DES GRECS AUX ROMAINS
En Europe,
l’histoire de la technologie scénique remonte aux théâtres grecs du cinquième
siècle av. J.-C. où les règles d’acoustique et de perspective étaient déjà
appliquées avec beaucoup d’adresse. Plusieurs machines participaient à la
création d’effets scénographiques essentiels aux tragédies de l’époque comme
des décorations amovibles sur peaux tendues teintées ou sur des canevas en bois
remplacés en fonction des besoins de la pièce pendant les intermissions. Durant
cette période, les grecs ont inventé un système de changement de décors appelé
périactes, des prismes triangulaires pivotants dont chaque face représentait un
lieu différent et qui étaient placés sur les côtés de la scène. La façade
arrière cachait également d’autres mécanismes tels que la mèchanè, une grue
déjà employée de manière conventionnelle à l’époque d’Eschyle et d’Euripide
pour faire apparaître un dieu (joué par un comédien ou représenté par une
statue) afin de résoudre les complications de l’intrigue. Ce genre de
manifestation divine programmée a finalement pris le nom de « deus ex machina
». Mentionnons encore l’ekkyklêma ou eccyclème, une plateforme roulante et
pivotante située dans l’axe de la porte scénique centrale pour illustrer les
combats aériens de héros ou quelque bataille navale.
La scène surélevée
par rapport au niveau du sol constitue l’une des différences cruciales entre le
théâtre romain et le théâtre grec, favorisant l’utilisation de trappes pour
faire apparaître et disparaître des objets ou des personnages.
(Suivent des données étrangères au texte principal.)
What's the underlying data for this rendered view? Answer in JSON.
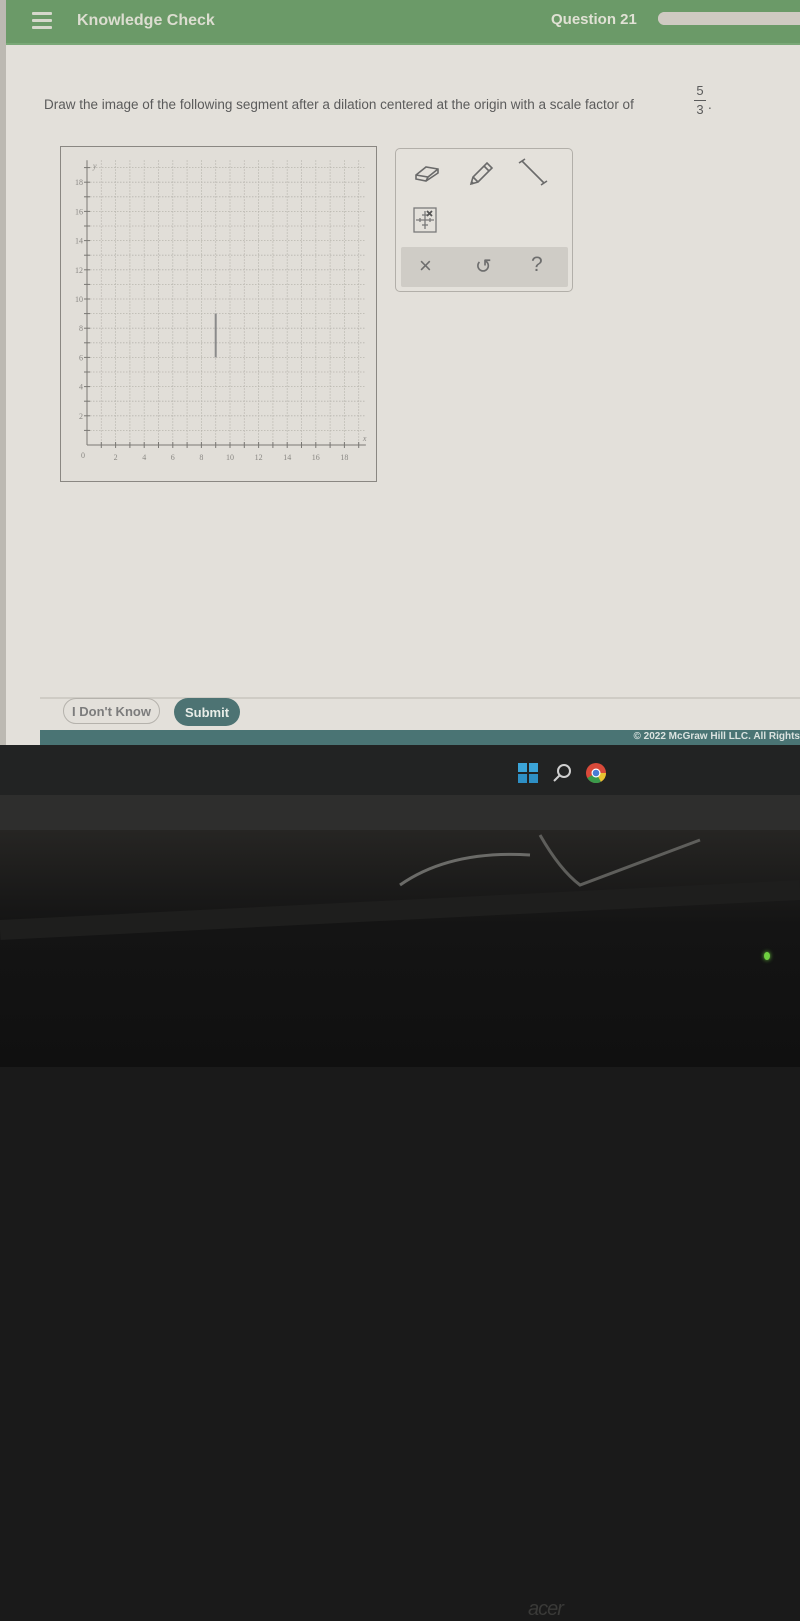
{
  "header": {
    "app_title": "Knowledge Check",
    "question_label": "Question 21",
    "progress_fraction": 1.0,
    "accent_color": "#6b9a68"
  },
  "question": {
    "prompt": "Draw the image of the following segment after a dilation centered at the origin with a scale factor of",
    "scale_numerator": "5",
    "scale_denominator": "3",
    "terminator": "."
  },
  "graph": {
    "x_label": "x",
    "y_label": "y",
    "origin_label": "0",
    "x_ticks": [
      "2",
      "4",
      "6",
      "8",
      "10",
      "12",
      "14",
      "16",
      "18"
    ],
    "y_ticks": [
      "2",
      "4",
      "6",
      "8",
      "10",
      "12",
      "14",
      "16",
      "18"
    ],
    "x_range": [
      0,
      19.5
    ],
    "y_range": [
      0,
      19.5
    ],
    "segments": [
      {
        "x1": 9,
        "y1": 6,
        "x2": 9,
        "y2": 9
      }
    ]
  },
  "tools": {
    "items": [
      {
        "name": "eraser-tool",
        "icon": "eraser-icon"
      },
      {
        "name": "pencil-tool",
        "icon": "pencil-icon"
      },
      {
        "name": "segment-tool",
        "icon": "line-segment-icon"
      },
      {
        "name": "point-tool",
        "icon": "graph-point-icon"
      }
    ],
    "actions": [
      {
        "name": "clear-button",
        "icon": "close-icon",
        "glyph": "×"
      },
      {
        "name": "undo-button",
        "icon": "undo-icon",
        "glyph": "↺"
      },
      {
        "name": "help-button",
        "icon": "help-icon",
        "glyph": "?"
      }
    ]
  },
  "buttons": {
    "dont_know": "I Don't Know",
    "submit": "Submit"
  },
  "footer": {
    "copyright": "© 2022 McGraw Hill LLC. All Rights"
  },
  "taskbar": {
    "icons": [
      "windows-start-icon",
      "search-icon",
      "chrome-icon"
    ]
  },
  "monitor": {
    "brand": "acer"
  }
}
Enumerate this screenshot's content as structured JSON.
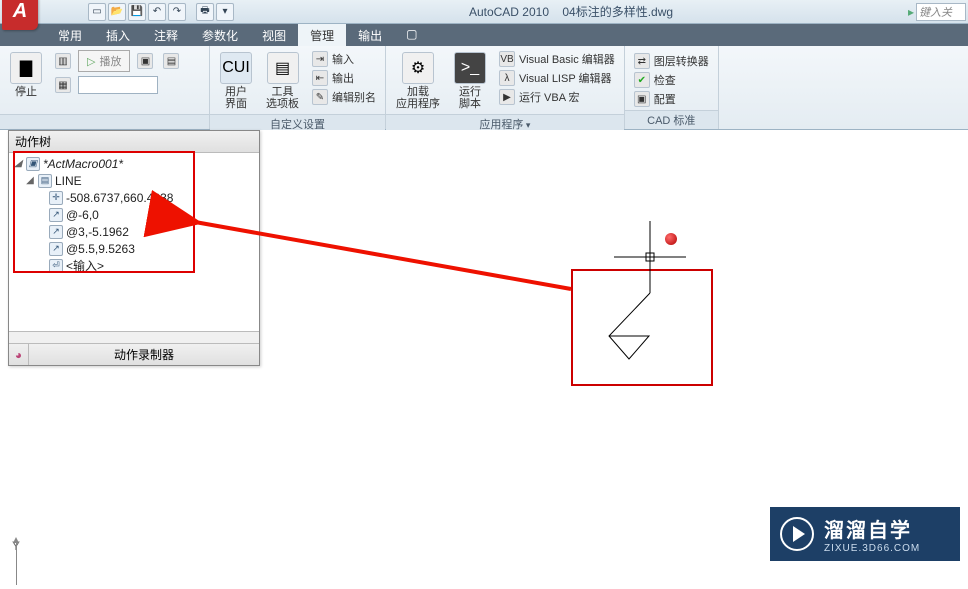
{
  "title": {
    "app": "AutoCAD 2010",
    "file": "04标注的多样性.dwg"
  },
  "search_placeholder": "键入关",
  "tabs": {
    "t0": "常用",
    "t1": "插入",
    "t2": "注释",
    "t3": "参数化",
    "t4": "视图",
    "t5": "管理",
    "t6": "输出"
  },
  "ribbon": {
    "p1": {
      "stop": "停止",
      "play": "播放"
    },
    "p2": {
      "cui": "用户\n界面",
      "tools": "工具\n选项板",
      "import": "输入",
      "export": "输出",
      "alias": "编辑别名",
      "label": "自定义设置"
    },
    "p3": {
      "load": "加载\n应用程序",
      "script": "运行\n脚本",
      "vbe": "Visual Basic 编辑器",
      "vle": "Visual LISP 编辑器",
      "vba": "运行 VBA 宏",
      "label": "应用程序"
    },
    "p4": {
      "conv": "图层转换器",
      "check": "检查",
      "config": "配置",
      "label": "CAD 标准"
    }
  },
  "tree": {
    "title": "动作树",
    "root": "*ActMacro001*",
    "cmd": "LINE",
    "p1": "-508.6737,660.4638",
    "p2": "@-6,0",
    "p3": "@3,-5.1962",
    "p4": "@5.5,9.5263",
    "enter": "<输入>",
    "footer": "动作录制器"
  },
  "axis": {
    "y": "Y"
  },
  "watermark": {
    "big": "溜溜自学",
    "small": "ZIXUE.3D66.COM"
  }
}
Le fond de scène
romain était constitué de décorations architecturales très ornementées et la
plupart de effets scénographiques impliquaient de véritables lances, des
torches, des chariots et même de vrais chevaux. Dans son ouvrage De
architectura libri decem, Vitruve mentionne également des décors
interchangeables sans en préciser le mode de fonctionnement.
THE MASTER OF SECRETS…
Au cours de l’époque
médiévale européenne, une forme particulière de drames religieux détaillant
certains passages du Nouveau Testament a permis à l’Église d’enseigner sa
doctrine de façon dynamique à une population majoritairement analphabète. Ces
spectacles, d’abord représentés à l’intérieur des églises, puis dans la rue, se
déroulaient sur les « mansions », de petites structures scéniques où étaient
dépeints les épisodes importants de la Bible. Situées aux deux extrémités de
l’espace de jeu, les mansions du Paradis et de l’Enfer faisaient l’objet
d’effets spéciaux très élaborés. Par exemple, le Paradis contenait souvent des
sphères tournantes qui émettaient une lumière dorée grâce à des torches
habilement dissimulées. L’entrée de l’Enfer, aussi appelée la gueule de
l’Enfer, prenait le plus souvent la forme d’une tête monstrueuse par laquelle
s’échappaient des jets de flammes, de la fumée ainsi que les cris des damnés.
Lors de processions
plus tardives qui se sont ensuite cristallisées sous la forme des « mystères »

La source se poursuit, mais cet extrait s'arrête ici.